Pomysł na tą pyszną przekąskę podsunęła mi Ulla z bloga Kuchnia na wzgórzu. Początkowo planowałam zrobić wszystko dokładnie według przepisu Ulli, ale ostatecznie pozmieniałam to i owo. W zamrażarce miałam mrożony rozdrobniony szpinak, więc nie było sensu kupować świeżego, chociaż świeży szpinak baby wygląda zdecydowanie atrakcyjniej. W lodówce miałam też pramezan, więc postanowiłam zastąpić nim gorgonzolę. Od siebie dodałam jeszcze szynkę szwarcwaldzką i garść ziaren słonecznika.

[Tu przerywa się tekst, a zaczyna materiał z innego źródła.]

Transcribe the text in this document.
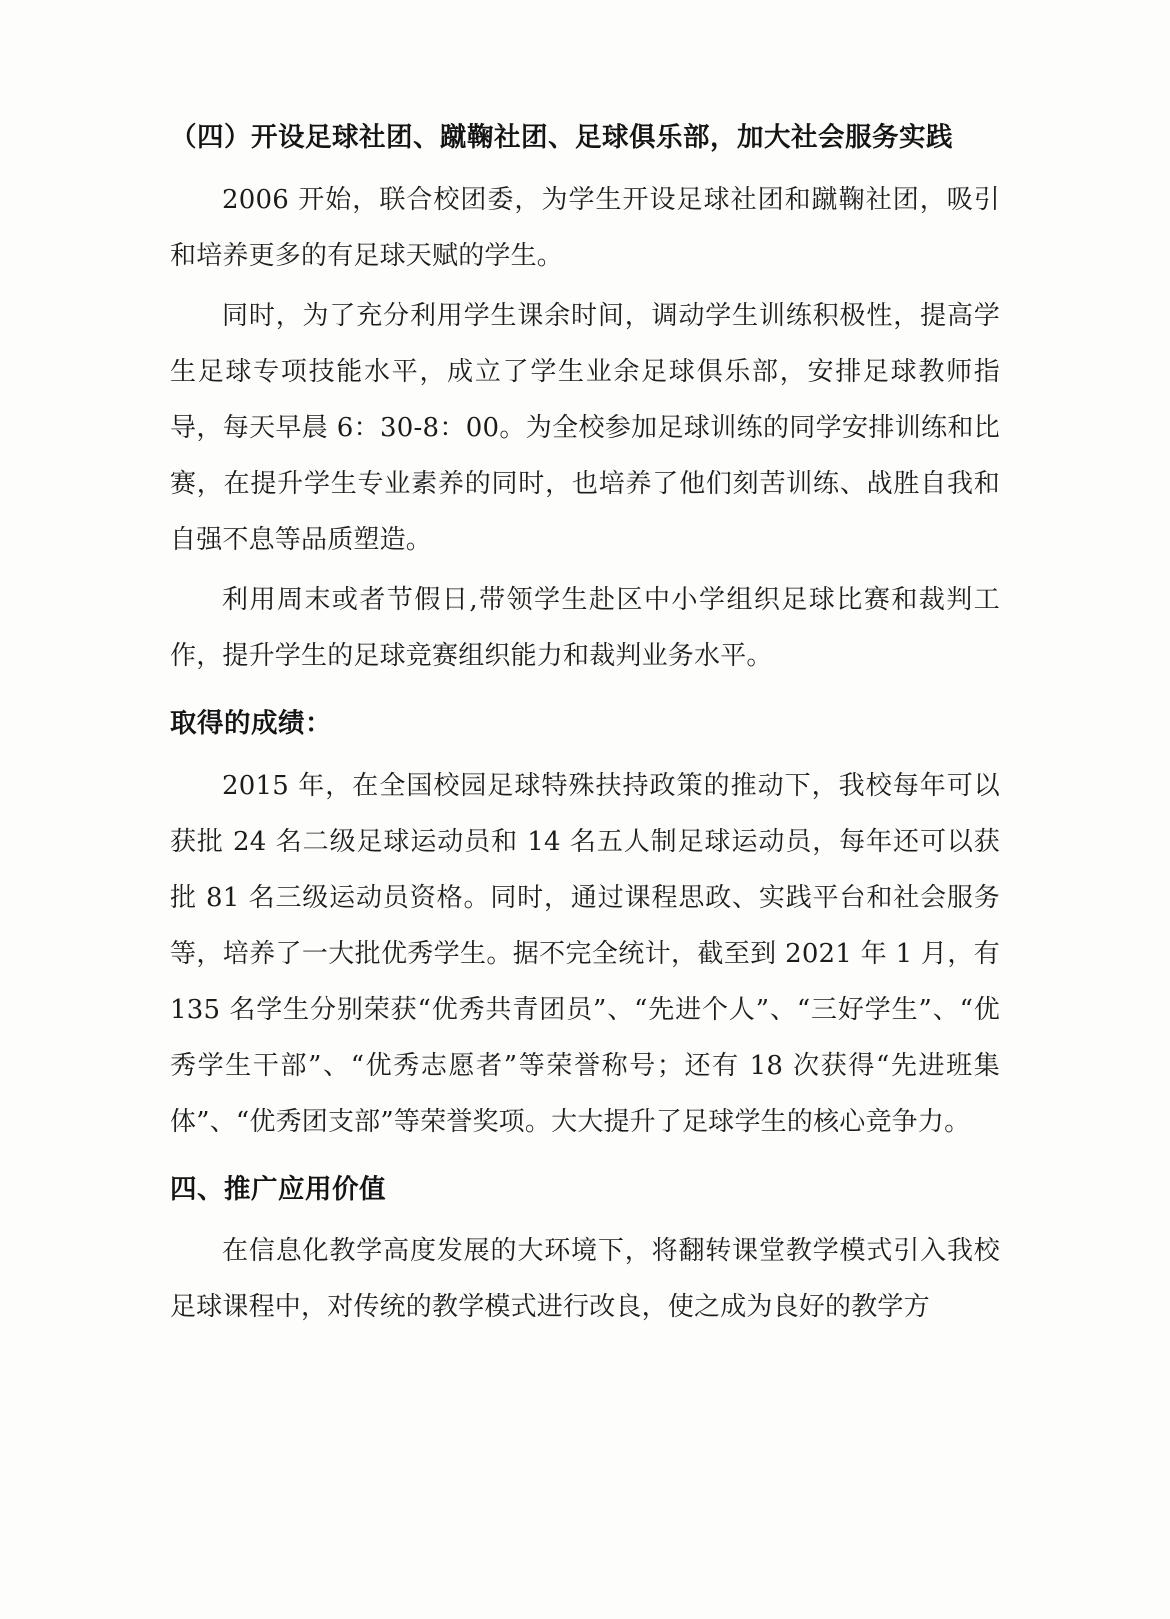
（四）开设足球社团、蹴鞠社团、足球俱乐部，加大社会服务实践

2006 开始，联合校团委，为学生开设足球社团和蹴鞠社团，吸引和培养更多的有足球天赋的学生。

同时，为了充分利用学生课余时间，调动学生训练积极性，提高学生足球专项技能水平，成立了学生业余足球俱乐部，安排足球教师指导，每天早晨 6：30-8：00。为全校参加足球训练的同学安排训练和比赛，在提升学生专业素养的同时，也培养了他们刻苦训练、战胜自我和自强不息等品质塑造。

利用周末或者节假日,带领学生赴区中小学组织足球比赛和裁判工作，提升学生的足球竞赛组织能力和裁判业务水平。

取得的成绩：

2015 年，在全国校园足球特殊扶持政策的推动下，我校每年可以获批 24 名二级足球运动员和 14 名五人制足球运动员，每年还可以获批 81 名三级运动员资格。同时，通过课程思政、实践平台和社会服务等，培养了一大批优秀学生。据不完全统计，截至到 2021 年 1 月，有 135 名学生分别荣获“优秀共青团员”、“先进个人”、“三好学生”、“优秀学生干部”、“优秀志愿者”等荣誉称号；还有 18 次获得“先进班集体”、“优秀团支部”等荣誉奖项。大大提升了足球学生的核心竞争力。

四、推广应用价值

在信息化教学高度发展的大环境下，将翻转课堂教学模式引入我校足球课程中，对传统的教学模式进行改良，使之成为良好的教学方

Efekt końcowy był bardzo smaczny :) Dzięki Ulcik za tak pyszną inspirację!
- 1 bakłażan
- 100-150 g szpinaku (użyłam mrożonego ale lepszy będzie świeży)
- 3 ząbki czosnku
- kilka plasterków szynki szwarcwaldzkiej
- świeżo zmielony czarny pieprz
- 20-30 g startego parmezanu
- garść ziaren słonecznika
- kilka kropli oliwy
Bakłażana kroimy wzdłuż na plastry. Każdy plaster skrapiamy oliwą i smażymy na patelni grillowej, grillu lub na zwykłej patelni do czasu aż się lekko zarumieni. Na drugiej patelni podsmażamy szpinak z połową startego parmezanu i ziarnami słonecznika. Doprawiamy solą oraz świeżo zmielonym pieprzem. Gorące plastry bakłażana przekładamy szpinakiem i plastrami szynki szwarcwaldzkiej. Całość posypujemy po wierzchu pozostałym startym parmezanem. Danie jest dość sycące, mimo że bakłażan nie był duży, to zjedliśmy go z Krzyśkiem na pół :)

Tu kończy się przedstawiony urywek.